There’s nothing at this point that’s needed to be added, but obviously the record that we made, especially AAI, somehow anticipates that drama because it also addresses this distance that we’ve so perfectly cultivated between us as individuals as… as an organism. Or as a society or a species in relation to what we could call nature or our environment or our surroundings or possible other intelligent species and organisms or non-intelligent ones out there – that disconnectedness.
Also that phantasmagoric ignorance that we’ve perpetuated, is obviously an issue of that record. And I think that tolerance and openness to absurdity or nonverbal likable, non-explicable, organic behavior, mutation, and undecipherable performance. To be more open to that and turn away from the idea of efficiency and always improving and always optimizing. That definitely is a big issue of the record. That obviously was also graspable far before the crisis we’re having right now. And the dramatic thing is also we don’t know how long that crisis lasts, because we don’t know when it actually started. So that epidemic right now, isn’t a thing you can put a date on and say like, “since then everything has changed and the world became a different place.”
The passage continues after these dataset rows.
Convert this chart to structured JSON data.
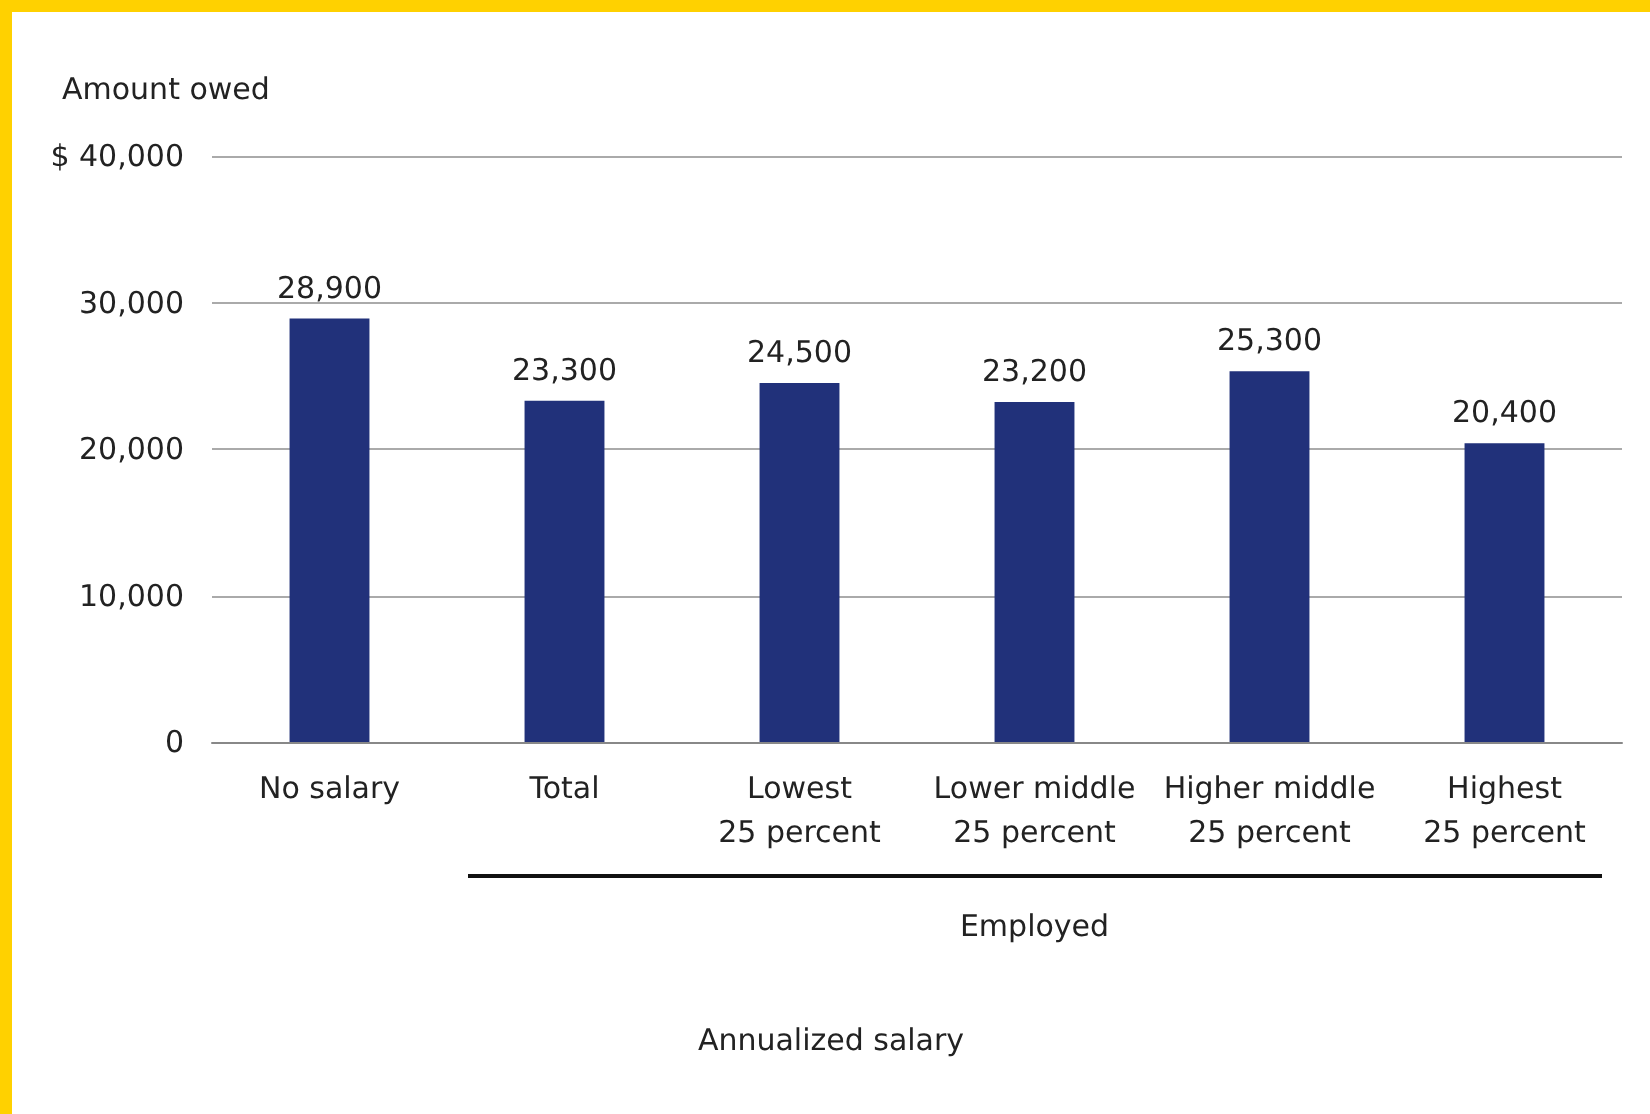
{
  "chart_data": {
    "type": "bar",
    "ylabel": "Amount owed",
    "categories": [
      "No salary",
      "Total",
      "Lowest\n25 percent",
      "Lower middle\n25 percent",
      "Higher middle\n25 percent",
      "Highest\n25 percent"
    ],
    "values": [
      28900,
      23300,
      24500,
      23200,
      25300,
      20400
    ],
    "color": "#21317a",
    "value_labels": [
      "28,900",
      "23,300",
      "24,500",
      "23,200",
      "25,300",
      "20,400"
    ],
    "ylim": [
      0,
      40000
    ],
    "yticks": [
      {
        "value": 0,
        "label": "0"
      },
      {
        "value": 10000,
        "label": "10,000"
      },
      {
        "value": 20000,
        "label": "20,000"
      },
      {
        "value": 30000,
        "label": "30,000"
      },
      {
        "value": 40000,
        "label": "$ 40,000"
      }
    ],
    "grid": "y",
    "annotations": [
      "Employed",
      "Annualized salary"
    ]
  }
}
The world was moving towards the situation. And now we have a very, very condensed and even a refined, dramatic situation, but it won’t go away just like it didn’t just suddenly appear. In a way that record is the most relevant or somehow most obviously political we’ve ever made, and at the same time, an anticipation of disaster.
Niun Niggung for instance, was a record where we kind of expected turbulence. During the change of the millennium. And it started out with two versions. Niun Niggung has a 1999 version, which is the European version. And it was much more based on society as chaotic and hard to understand and hard to cope with organism and the post ’99 version, the 2000 version, when you look at the cover of like the Thrill Jockey version of Niun Niggung, it kind of anticipated the drama that would then really haunt us in 2001 with the monkey unleashed, the cityscape being destroyed, the society being in shock and not being able to deal with itself, but having to deal with escape, and first aid.
Seeing that, even though there is a pandemic right now, I think we’re in a much more self-reflective phase of rehabilitation. I think with climate change and growing ecologic problems also put a different light on us as a society. I think we’re much more in a state of trying to cure somehow or finding remedy. And I don’t know, that’s probably a very optimistic view here… don’t know. It’s hard to say.